INTRODUCTION: Gastro-duodenal perforations may be suspected in patients with history of ulceration, who present with acute pain and abdominal wall rigidity, but radiological findings in these cases may be unable to confirm a clinical diagnosis. The aim of our study was to report our experience in the diagnosis of gastro-duodenal perforation by conventional radiography, US and CT examinations.

MATERIAL AND METHODS: We retrospectively reviewed medical records of 166 consecutive patients who presented in the last 2 years to our institutions with symptoms of acute abdomen and submitted to surgery at the Emergency Unit of the "A.Cardarelli" Hospital of Naples with a surgical finding of perforated gastro-duodenal ulcer. The evidence of free intraperitoneal air on abdominal plain film was considered as a direct or suggestive finding of perforation. Evidence of intraperitoneal free fluid and/or reduced intestinal peristalsis at sonographic examination were considered indirect signs of gastro-duodenal perforation. Evidence of free peritoneal gas at CT was considered as a direct evidence of gastro-duodenal perforation.

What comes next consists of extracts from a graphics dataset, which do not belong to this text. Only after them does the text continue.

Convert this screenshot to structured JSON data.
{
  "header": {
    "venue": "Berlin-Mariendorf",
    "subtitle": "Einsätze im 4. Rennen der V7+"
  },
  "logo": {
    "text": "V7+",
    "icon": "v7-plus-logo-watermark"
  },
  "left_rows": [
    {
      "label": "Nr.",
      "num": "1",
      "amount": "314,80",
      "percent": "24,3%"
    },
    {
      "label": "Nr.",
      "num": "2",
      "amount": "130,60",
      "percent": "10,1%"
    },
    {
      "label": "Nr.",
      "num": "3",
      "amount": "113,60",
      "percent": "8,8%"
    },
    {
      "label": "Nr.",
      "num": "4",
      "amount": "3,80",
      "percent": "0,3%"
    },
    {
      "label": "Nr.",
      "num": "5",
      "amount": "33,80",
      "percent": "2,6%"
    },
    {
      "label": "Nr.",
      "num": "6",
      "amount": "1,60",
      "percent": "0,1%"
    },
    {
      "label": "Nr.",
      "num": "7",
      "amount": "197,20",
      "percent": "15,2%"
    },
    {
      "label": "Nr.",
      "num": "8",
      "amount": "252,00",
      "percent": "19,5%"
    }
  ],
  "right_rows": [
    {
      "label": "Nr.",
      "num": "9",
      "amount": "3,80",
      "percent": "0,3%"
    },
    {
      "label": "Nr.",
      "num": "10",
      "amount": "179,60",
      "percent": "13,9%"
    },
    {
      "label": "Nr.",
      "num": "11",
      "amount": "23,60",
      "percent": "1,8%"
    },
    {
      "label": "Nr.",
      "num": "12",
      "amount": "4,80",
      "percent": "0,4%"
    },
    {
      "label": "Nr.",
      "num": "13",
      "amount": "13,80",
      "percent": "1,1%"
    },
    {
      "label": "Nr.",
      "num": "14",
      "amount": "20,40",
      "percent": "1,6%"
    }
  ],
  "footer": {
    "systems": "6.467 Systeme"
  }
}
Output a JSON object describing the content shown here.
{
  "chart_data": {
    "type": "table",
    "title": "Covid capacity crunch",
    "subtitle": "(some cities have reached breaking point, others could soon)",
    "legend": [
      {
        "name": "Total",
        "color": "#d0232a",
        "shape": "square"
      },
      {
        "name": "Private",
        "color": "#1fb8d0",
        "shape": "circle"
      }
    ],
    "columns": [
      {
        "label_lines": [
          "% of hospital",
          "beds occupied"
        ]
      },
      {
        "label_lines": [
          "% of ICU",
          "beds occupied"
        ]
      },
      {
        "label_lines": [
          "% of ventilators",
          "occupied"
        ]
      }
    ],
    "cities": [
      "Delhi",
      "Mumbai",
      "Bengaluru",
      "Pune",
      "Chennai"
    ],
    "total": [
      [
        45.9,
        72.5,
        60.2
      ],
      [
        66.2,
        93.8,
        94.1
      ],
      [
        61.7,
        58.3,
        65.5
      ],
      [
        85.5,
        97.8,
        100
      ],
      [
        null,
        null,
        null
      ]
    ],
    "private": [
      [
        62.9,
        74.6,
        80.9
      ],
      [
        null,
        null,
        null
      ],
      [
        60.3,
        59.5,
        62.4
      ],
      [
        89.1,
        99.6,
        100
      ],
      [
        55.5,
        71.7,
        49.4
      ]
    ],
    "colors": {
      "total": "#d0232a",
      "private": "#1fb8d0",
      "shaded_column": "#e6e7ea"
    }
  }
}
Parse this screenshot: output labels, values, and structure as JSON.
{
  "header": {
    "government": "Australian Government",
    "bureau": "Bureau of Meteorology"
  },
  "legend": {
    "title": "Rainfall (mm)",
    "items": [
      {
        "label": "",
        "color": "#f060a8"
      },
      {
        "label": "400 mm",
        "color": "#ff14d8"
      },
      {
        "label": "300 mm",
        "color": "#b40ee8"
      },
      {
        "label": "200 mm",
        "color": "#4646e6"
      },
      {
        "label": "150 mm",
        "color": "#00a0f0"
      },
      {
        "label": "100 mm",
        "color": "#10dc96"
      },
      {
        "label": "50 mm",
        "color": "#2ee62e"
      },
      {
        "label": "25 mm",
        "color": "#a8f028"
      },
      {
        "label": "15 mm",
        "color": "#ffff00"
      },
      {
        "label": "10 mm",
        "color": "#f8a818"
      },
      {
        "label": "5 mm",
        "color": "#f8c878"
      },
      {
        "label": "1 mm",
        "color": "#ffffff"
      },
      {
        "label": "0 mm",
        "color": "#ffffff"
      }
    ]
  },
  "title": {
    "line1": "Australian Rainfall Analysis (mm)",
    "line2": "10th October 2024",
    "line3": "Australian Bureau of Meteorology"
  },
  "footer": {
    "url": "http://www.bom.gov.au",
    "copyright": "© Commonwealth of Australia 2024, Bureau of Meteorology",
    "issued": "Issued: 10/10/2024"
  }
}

RESULTS: Twenty patients underwent immediate surgery with no preoperative imaging evaluation, in 10 of them the site of perforation was found in a juxta-pyloric region and in the others at level of duodenum. In 146 patients submitted to serial radiological investigations before surgery, the site of perforation was in 56 (38.3%) duodenal, in 52 (35.6%) juxta-pyloric, in 28 (19.1%) gastric and in 10 (6.8%) pyloric. The cause of perforation was in all cases gastric or duodenal ulceration, in seven cases involving pancreatic parenchyma. In 110 (75.4%) patients with direct findings of perforation, in 94 cases (85.5%) the correct diagnosis was established on abdominal plain film, in two (1.8%) with radiographic and sonographic examinations and in 14 (12.7%) on CT findings. In 36 (24,6%) patients with no direct findings of perforation, only 24 (16,4%) of them showed indirect findings of perforation. In other 12 patients no direct or indirect finding of free peritoneal air was detected.

CONCLUSIONS: Our experience documents that in 146 gastroduodenal perforations the free peritoneal air was not evident in 12 cases and in 66% of these patients the presence of intraperitoneal fluid could be the only sign of perforation. If free peritoneal air was detected with conventional radiography, other investigations were not indicated. In the absence of direct or indirect findings of pneumoperitoneum, US examination could help to confirm intestinal paresis and the evidence of intraperitoneal free fluid. Helical CT examination was useless before at least 6h from the onset of symptomatology, because in the absence of direct or indirect findings of penumoperitoneum at abdominal plain film and sonograpy, CT could not demonstrate any additional diagnostic information.